The boss of the pub chain Fuller’s has told the BBC he may have to lay off up to 10% of his staff – about 500 people.
The government’s decision to encourage people to work from home will hit his firm’s city-centre pubs, Simon Emeny told 5live, leading to job losses.
“We are doing everything possible to minimise that, but sadly it is inevitable,” he said.
The warning follows other similar ones from JD Wetherspoon, Premier Inn and Beefeater owner Whitbread and Greggs.
Mr Emeny also criticised the 10pm curfew on pubs and restaurants as “illogical” and “ill-conceived”.
Fuller’s owns about 400 pubs and hotels in the UK, with many in the capital. It employs almost 5,000 people in its managed pubs and hotels.
“The biggest challenge we have around job losses is in central London, because the current Prime Minister’s announcement last week to discourage people from going back to the office is having a big impact on city centres and in particular Central London,” he said.
‘Continual mistakes’
He said he and his management team are still working out how many staff will have to be made redundant, “but it will be at least 10%”.
Of Prime Minister Boris Johnson, he said, “I don’t think he’s had a good few months.”

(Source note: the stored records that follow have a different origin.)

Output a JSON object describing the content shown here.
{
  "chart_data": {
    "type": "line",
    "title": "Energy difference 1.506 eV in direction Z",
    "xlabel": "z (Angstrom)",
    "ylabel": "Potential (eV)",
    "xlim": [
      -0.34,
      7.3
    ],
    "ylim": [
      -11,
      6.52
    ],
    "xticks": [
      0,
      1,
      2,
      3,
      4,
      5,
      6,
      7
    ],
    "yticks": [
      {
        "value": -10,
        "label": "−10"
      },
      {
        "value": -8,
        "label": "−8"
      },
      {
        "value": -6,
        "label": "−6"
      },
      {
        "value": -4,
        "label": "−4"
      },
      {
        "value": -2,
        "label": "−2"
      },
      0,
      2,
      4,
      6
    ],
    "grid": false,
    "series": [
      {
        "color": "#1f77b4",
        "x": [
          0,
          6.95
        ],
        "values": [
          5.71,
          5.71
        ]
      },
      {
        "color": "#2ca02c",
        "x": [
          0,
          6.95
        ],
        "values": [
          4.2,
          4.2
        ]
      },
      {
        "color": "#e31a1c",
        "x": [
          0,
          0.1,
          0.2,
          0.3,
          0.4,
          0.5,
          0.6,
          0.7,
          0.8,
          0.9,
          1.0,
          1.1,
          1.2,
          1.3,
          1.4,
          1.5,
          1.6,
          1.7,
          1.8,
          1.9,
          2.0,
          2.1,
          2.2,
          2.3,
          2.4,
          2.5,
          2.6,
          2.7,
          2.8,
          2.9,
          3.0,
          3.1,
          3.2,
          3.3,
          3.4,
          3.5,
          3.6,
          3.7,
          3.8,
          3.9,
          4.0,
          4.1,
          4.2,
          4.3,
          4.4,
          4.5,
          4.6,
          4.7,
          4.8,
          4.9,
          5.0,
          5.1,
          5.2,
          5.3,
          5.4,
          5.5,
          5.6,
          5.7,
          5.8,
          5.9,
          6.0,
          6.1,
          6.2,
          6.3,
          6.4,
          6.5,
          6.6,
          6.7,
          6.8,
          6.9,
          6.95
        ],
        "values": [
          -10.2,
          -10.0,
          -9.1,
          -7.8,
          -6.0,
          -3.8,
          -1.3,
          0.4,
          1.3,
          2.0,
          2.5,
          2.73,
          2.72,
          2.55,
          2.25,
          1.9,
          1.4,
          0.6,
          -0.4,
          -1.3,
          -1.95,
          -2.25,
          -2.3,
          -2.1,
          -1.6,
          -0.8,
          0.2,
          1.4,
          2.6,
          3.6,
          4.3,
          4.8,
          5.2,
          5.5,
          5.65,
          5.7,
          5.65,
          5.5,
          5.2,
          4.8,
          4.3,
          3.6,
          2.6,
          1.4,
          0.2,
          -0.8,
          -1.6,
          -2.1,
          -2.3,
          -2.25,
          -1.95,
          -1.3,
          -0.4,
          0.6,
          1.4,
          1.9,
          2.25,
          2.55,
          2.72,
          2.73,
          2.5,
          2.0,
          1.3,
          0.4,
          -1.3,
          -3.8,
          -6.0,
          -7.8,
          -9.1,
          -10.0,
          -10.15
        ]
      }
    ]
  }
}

“There are elements of the Prime Minister’s job that I don’t envy him but I also think there are significant elements where he has made continual mistakes and we have seen the government do u-turns on five or six key decisions,” he said.
“In a business environment, his style of leadership wouldn’t work.”
It sold its brewing business to Japan’s biggest brewer Asahi last year.
The company said the £250m deal would preserve the Griffin Brewery in Chiswick, west London, where beer has been brewed since 1654.
It left the company to focus on its hotels and pubs business, which generated most of its profits.
Last week Whitbread, which owns Premier Inn and Beefeater, has warned that 6,000 staff could lose their jobs.
The company blamed the cuts on a slump in hotel guest numbers since lockdown.
Pub chain JD Wetherspoon has warned its 1,000 staff who work at airport venues that almost half of them could lose their jobs because of the dramatic fall in travel and tourism.
And staff at around half of Greggs’ stores will have to accept fewer hours or face losing their jobs as the government’s furlough scheme comes to an end.
The bakery chain, which employs 25,000 workers, expects business activity to “remain below normal for the foreseeable future”.